Autodesk® Maya® 2013 software delivers practical toolsets to help facilities create and maintain the modern, open pipelines they need to address today’s challenging productions. Powerful new toolsets for dynamic simulation, animation, and rendering help artists realize new levels of creativity while offering the enhanced productivity that will help keep them on schedule and within budget. In addition, the Open Data initiative introduced in Maya 2013 helps facilitate data-centric, nonlinear workflows. With it, content creators can work in parallel to finish faster and more easily handle the massive complexity requirements they face.
Top Features and Benefits
Maya nHair
More realistic hair and other curve-based dynamics are now possible with the new Maya® nHair module for the Maya® Nucleus unified simulation framework. Now fully integrated with other Nucleus modules, nHair can interact bidirectionally with both Maya® nCloth and Maya® nParticles, enabling artists to create complex simulations with multiple dynamic entities all working together. Artists can use a common system of fields, forces, and constraints for all Nucleus modules, helping lower the learning curve as new modules are introduced.
Viewport 2.0 Enhancements
With the addition of high-quality depth sorting, together with support for image planes and animation ghosting, Viewport 2.0 now offers a more functionally complete high-performance, high- quality viewport. With Viewport 2.0, artists can evaluate their work in a higher fidelity interactive environment in order to make better creative decisions. In addition, the same hardware rendering technology can be used to batch render larger-than-screen-size frames, producing high-quality animatics and previsualizations in less time.
New Node Editor
A new Node Editor with three different levels of detail helps artists and technical directors to more easily create, edit, and debug node networks. Drag-and-drop connection editing reduces dependence on the Connection Editor, enabling nodes to be rewired in a more intuitive environment, while color coding for different data types provides helpful information at a glance.
Bullet Physics
Artists can now use the high-performance open source AMD Bullet Physics engine to simulate both soft and rigid bodies in a single system. Featuring discrete and continuous 3D collision detection, Bullet enables artists working in both game development and visual effects to create highly realistic simulations of cloth, rope, deformable objects, and ragdoll skeletons. Bullet is available on
Microsoft® Windows® (64-bit only), Linux®, and Mac OS® X operating systems; OpenCL
acceleration on Windows and Linux offers additional performance benefits on those platforms.
Heat Map Skinning
Initial binding of geometry to skeletons can now be more accurate, requiring less manual refinement from the artist, thanks to a new Heat Map Skinning method that is better able to assign skin to the intended bone as opposed to an adjacent but unrelated one.
Trax Clip Matching
Artists can now more easily visualize how motions within two or more Trax clips match in order to adjust how they blend together. Clip Ghosts enable animators to view the start and end frames of clips as skeletal wireframes in the 3D view; clips can be manually matched with the help of these visual cues, or automatically matched using a choice of options for translation and rotation.
Alembic Caching
Supporting the new Open Data initiative, Maya artists can now read and write the Alembic open computer graphics interchange framework format. Codeveloped by Sony Pictures Imageworks Inc. and Lucasfilm Ltd., Alembic distills complex animated and simulated data into application- independent baked geometry. As a result, massive datasets can be more easily passed between disciplines—as an example, animation and lighting—helping reduce the overhead and loss of interactivity associated with transferring fully editable scene data.
ATOM Animation Transfer
Now artists can transfer animation between characters via the new ATOM (Animation Transfer Object Model) offline file format—another element of the new Open Data initiative. ATOM natively supports keyframes, constraints, animation layers, and Set Driven Keys, enables artists to more easily repurpose existing animation data as new characters are created.
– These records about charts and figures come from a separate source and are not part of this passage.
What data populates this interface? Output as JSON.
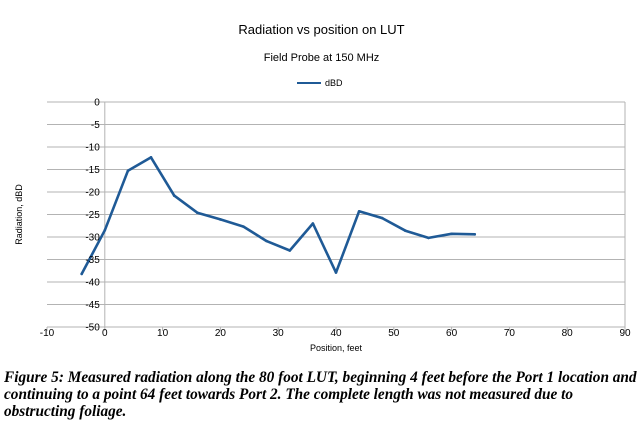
{
  "chart_data": {
    "type": "line",
    "title": "Radiation vs position on LUT",
    "subtitle": "Field Probe at 150 MHz",
    "xlabel": "Position, feet",
    "ylabel": "Radiation, dBD",
    "xlim": [
      -10,
      90
    ],
    "ylim": [
      -50,
      0
    ],
    "xticks": [
      -10,
      0,
      10,
      20,
      30,
      40,
      50,
      60,
      70,
      80,
      90
    ],
    "yticks": [
      0,
      -5,
      -10,
      -15,
      -20,
      -25,
      -30,
      -35,
      -40,
      -45,
      -50
    ],
    "grid": true,
    "legend_position": "top",
    "series": [
      {
        "name": "dBD",
        "color": "#1f5a96",
        "x": [
          -4,
          0,
          4,
          8,
          12,
          16,
          20,
          24,
          28,
          32,
          36,
          40,
          44,
          48,
          52,
          56,
          60,
          64
        ],
        "y": [
          -38.2,
          -28.5,
          -15.3,
          -12.3,
          -20.8,
          -24.6,
          -26.1,
          -27.7,
          -30.9,
          -33.0,
          -27.0,
          -37.9,
          -24.3,
          -25.8,
          -28.6,
          -30.2,
          -29.3,
          -29.4
        ]
      }
    ]
  },
  "caption": "Figure 5: Measured radiation along the 80 foot LUT, beginning 4 feet before the Port 1 location and continuing to a point 64 feet towards Port 2. The complete length was not measured due to obstructing foliage."
}
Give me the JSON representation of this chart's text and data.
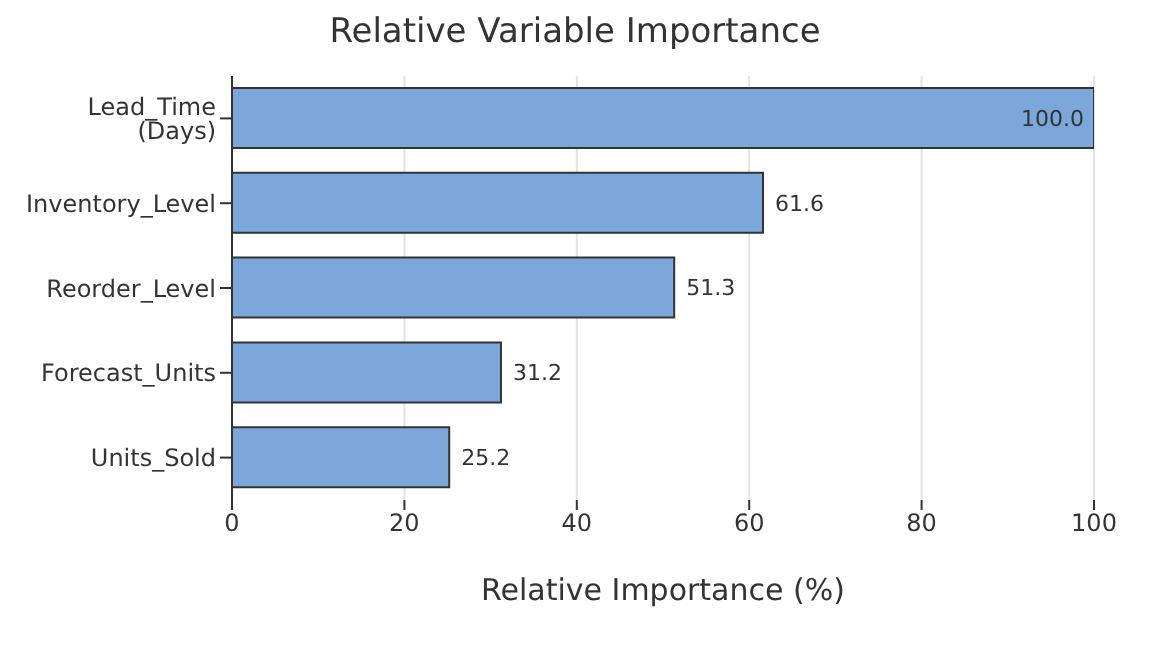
{
  "chart_data": {
    "type": "bar",
    "orientation": "horizontal",
    "title": "Relative Variable Importance",
    "xlabel": "Relative Importance (%)",
    "categories": [
      "Lead_Time (Days)",
      "Inventory_Level",
      "Reorder_Level",
      "Forecast_Units",
      "Units_Sold"
    ],
    "values": [
      100,
      61.6,
      51.3,
      31.2,
      25.2
    ],
    "value_labels": [
      "100.0",
      "61.6",
      "51.3",
      "31.2",
      "25.2"
    ],
    "color": "#7ba7db",
    "xlim": [
      0,
      100
    ],
    "xticks": [
      0,
      20,
      40,
      60,
      80,
      100
    ],
    "grid": "x",
    "legend": false
  }
}
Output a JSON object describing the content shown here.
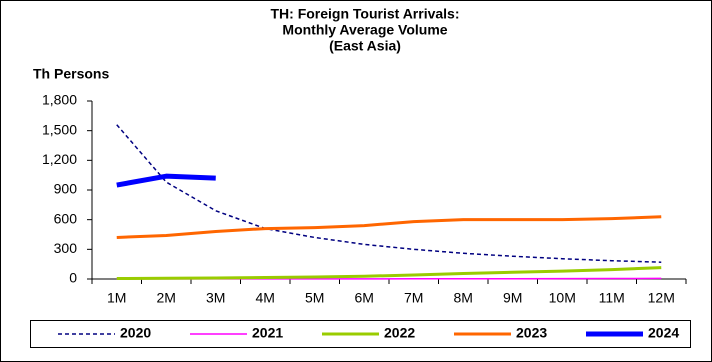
{
  "chart_data": {
    "type": "line",
    "title": [
      "TH: Foreign Tourist Arrivals:",
      "Monthly Average Volume",
      "(East Asia)"
    ],
    "y_label": "Th Persons",
    "categories": [
      "1M",
      "2M",
      "3M",
      "4M",
      "5M",
      "6M",
      "7M",
      "8M",
      "9M",
      "10M",
      "11M",
      "12M"
    ],
    "ylim": [
      0,
      1800
    ],
    "yticks": [
      0,
      300,
      600,
      900,
      {
        "value": 1200,
        "label": "1,200"
      },
      {
        "value": 1500,
        "label": "1,500"
      },
      {
        "value": 1800,
        "label": "1,800"
      }
    ],
    "grid": false,
    "legend": "bottom",
    "series": [
      {
        "name": "2020",
        "color": "#000080",
        "dashed": true,
        "width": 1.5,
        "values": [
          1560,
          980,
          690,
          510,
          420,
          350,
          300,
          260,
          230,
          205,
          185,
          170
        ]
      },
      {
        "name": "2021",
        "color": "#ff00ff",
        "dashed": false,
        "width": 1.5,
        "values": [
          1,
          1,
          1,
          1,
          1,
          1,
          2,
          3,
          3,
          4,
          5,
          6
        ]
      },
      {
        "name": "2022",
        "color": "#99cc00",
        "dashed": false,
        "width": 3,
        "values": [
          5,
          7,
          10,
          15,
          20,
          28,
          40,
          55,
          68,
          80,
          95,
          115
        ]
      },
      {
        "name": "2023",
        "color": "#ff6600",
        "dashed": false,
        "width": 3,
        "values": [
          420,
          440,
          480,
          510,
          520,
          540,
          580,
          600,
          600,
          600,
          610,
          630
        ]
      },
      {
        "name": "2024",
        "color": "#0000ff",
        "dashed": false,
        "width": 5,
        "values": [
          950,
          1040,
          1020,
          null,
          null,
          null,
          null,
          null,
          null,
          null,
          null,
          null
        ]
      }
    ]
  }
}
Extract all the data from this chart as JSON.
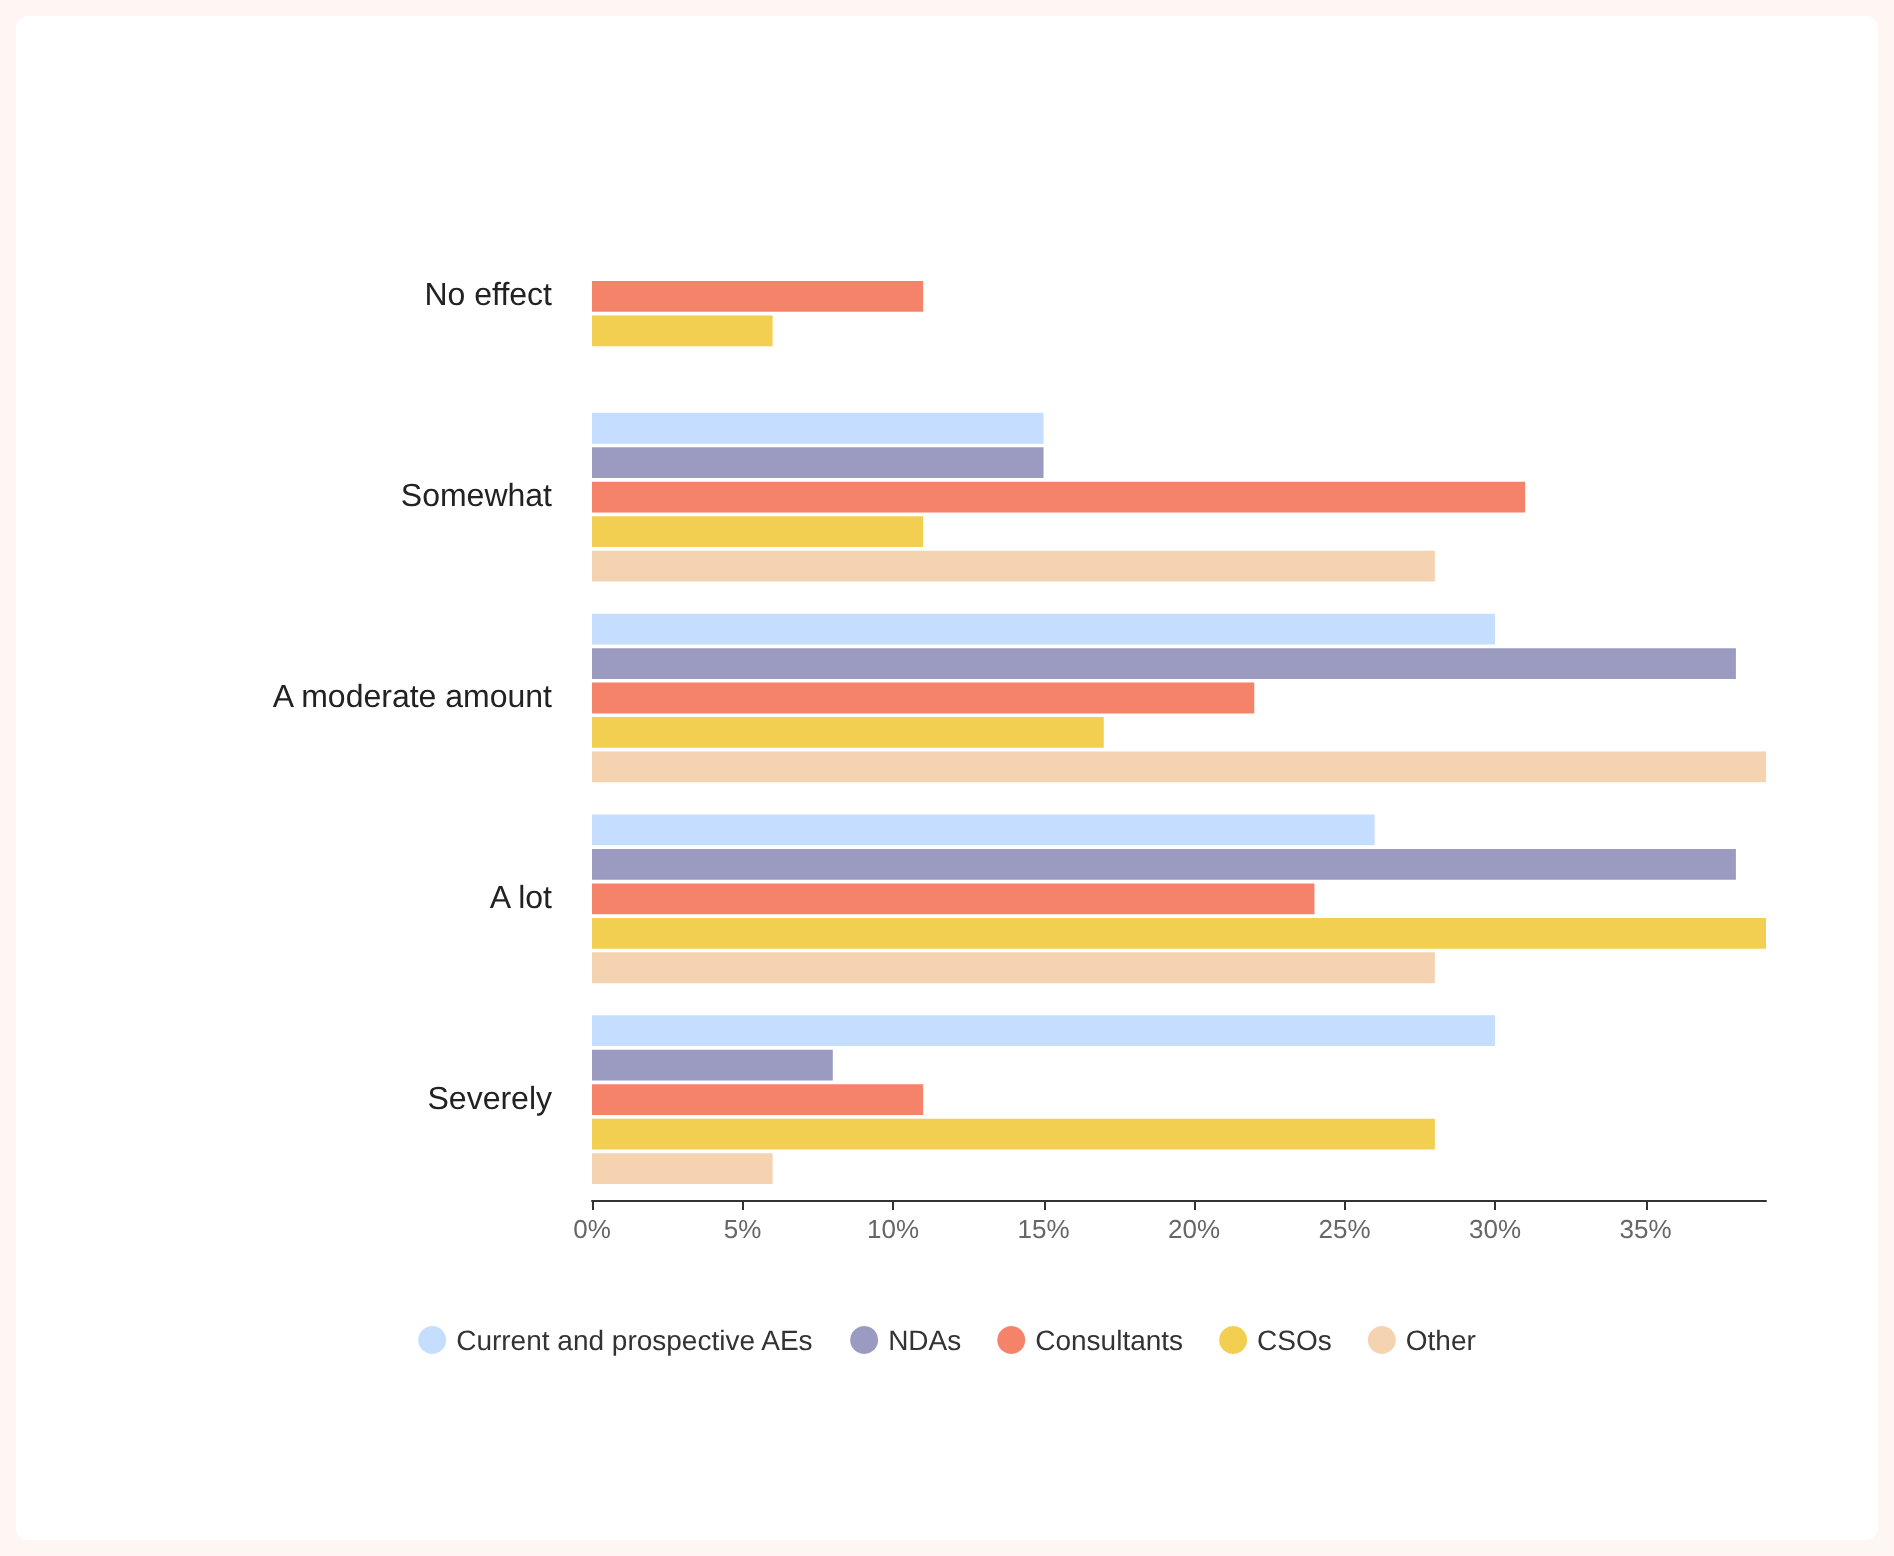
{
  "chart_data": {
    "type": "bar",
    "orientation": "horizontal",
    "categories": [
      "No effect",
      "Somewhat",
      "A moderate amount",
      "A lot",
      "Severely"
    ],
    "series": [
      {
        "name": "Current and prospective AEs",
        "color": "#c5deff",
        "values": [
          null,
          15,
          30,
          26,
          30
        ]
      },
      {
        "name": "NDAs",
        "color": "#9b9bc2",
        "values": [
          null,
          15,
          38,
          38,
          8
        ]
      },
      {
        "name": "Consultants",
        "color": "#f5836a",
        "values": [
          11,
          31,
          22,
          24,
          11
        ]
      },
      {
        "name": "CSOs",
        "color": "#f2cf50",
        "values": [
          6,
          11,
          17,
          39,
          28
        ]
      },
      {
        "name": "Other",
        "color": "#f5d2b0",
        "values": [
          null,
          28,
          39,
          28,
          6
        ]
      }
    ],
    "xlim": [
      0,
      39
    ],
    "xticks": [
      {
        "value": 0,
        "label": "0%"
      },
      {
        "value": 5,
        "label": "5%"
      },
      {
        "value": 10,
        "label": "10%"
      },
      {
        "value": 15,
        "label": "15%"
      },
      {
        "value": 20,
        "label": "20%"
      },
      {
        "value": 25,
        "label": "25%"
      },
      {
        "value": 30,
        "label": "30%"
      },
      {
        "value": 35,
        "label": "35%"
      }
    ],
    "grid": false,
    "legend": "bottom"
  }
}
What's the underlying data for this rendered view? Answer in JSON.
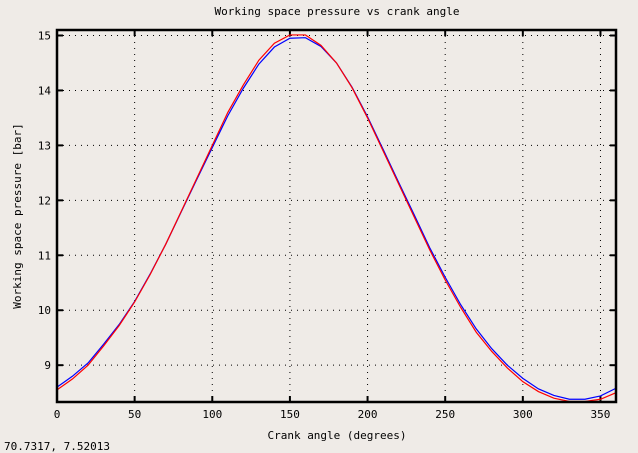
{
  "chart_data": {
    "type": "line",
    "title": "Working space pressure vs crank angle",
    "xlabel": "Crank angle (degrees)",
    "ylabel": "Working space pressure [bar]",
    "xlim": [
      0,
      360
    ],
    "ylim": [
      8.33,
      15.1
    ],
    "xticks": [
      0,
      50,
      100,
      150,
      200,
      250,
      300,
      350
    ],
    "yticks": [
      9,
      10,
      11,
      12,
      13,
      14,
      15
    ],
    "grid": true,
    "x": [
      0,
      10,
      20,
      30,
      40,
      50,
      60,
      70,
      80,
      90,
      100,
      110,
      120,
      130,
      140,
      150,
      160,
      170,
      180,
      190,
      200,
      210,
      220,
      230,
      240,
      250,
      260,
      270,
      280,
      290,
      300,
      310,
      320,
      330,
      340,
      350,
      360
    ],
    "series": [
      {
        "color": "#0000ff",
        "values": [
          8.6,
          8.8,
          9.04,
          9.38,
          9.74,
          10.16,
          10.66,
          11.2,
          11.79,
          12.38,
          12.96,
          13.54,
          14.04,
          14.48,
          14.79,
          14.95,
          14.96,
          14.8,
          14.5,
          14.06,
          13.52,
          12.93,
          12.33,
          11.74,
          11.14,
          10.6,
          10.1,
          9.66,
          9.3,
          9.0,
          8.76,
          8.57,
          8.45,
          8.38,
          8.38,
          8.44,
          8.58
        ]
      },
      {
        "color": "#ff0000",
        "values": [
          8.55,
          8.75,
          9.0,
          9.35,
          9.72,
          10.15,
          10.65,
          11.2,
          11.8,
          12.4,
          13.0,
          13.6,
          14.1,
          14.55,
          14.86,
          15.01,
          15.01,
          14.82,
          14.5,
          14.05,
          13.5,
          12.9,
          12.3,
          11.7,
          11.1,
          10.55,
          10.05,
          9.6,
          9.25,
          8.95,
          8.7,
          8.52,
          8.4,
          8.34,
          8.34,
          8.38,
          8.5
        ]
      }
    ]
  },
  "status": {
    "coordinates": "70.7317, 7.52013"
  }
}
File Referencing Workflow Enhancements
Artists can now more easily segment their scenes to work in parallel and better manage complexity, thanks to targeted improvements to both the user interface and the underlying architecture for ile referencing that contribute to the new Open Data initiative. As a result, file referencing is now a more natural and intuitive part of the Maya workflow.
Graph Editor Enhancements
Animators will appreciate the increased efficiency resulting from enhancements to the Graph Editor: a new interactive Retime tool, and a stepped preview mode for pose-to-pose animation.
HumanIK Enhancements
A number of enhancements to the HumanIK® feature set help animators more easily take advantage of its powerful bipedal character rigging and animation tools: the ability to map and retarget HumanIK animation to and from a custom rigged character; a unified character context for increased usability; character views that can be customized to fit specific requirements; continuous rig alignment during manipulation and playback; and greater control over Roll Bone influences.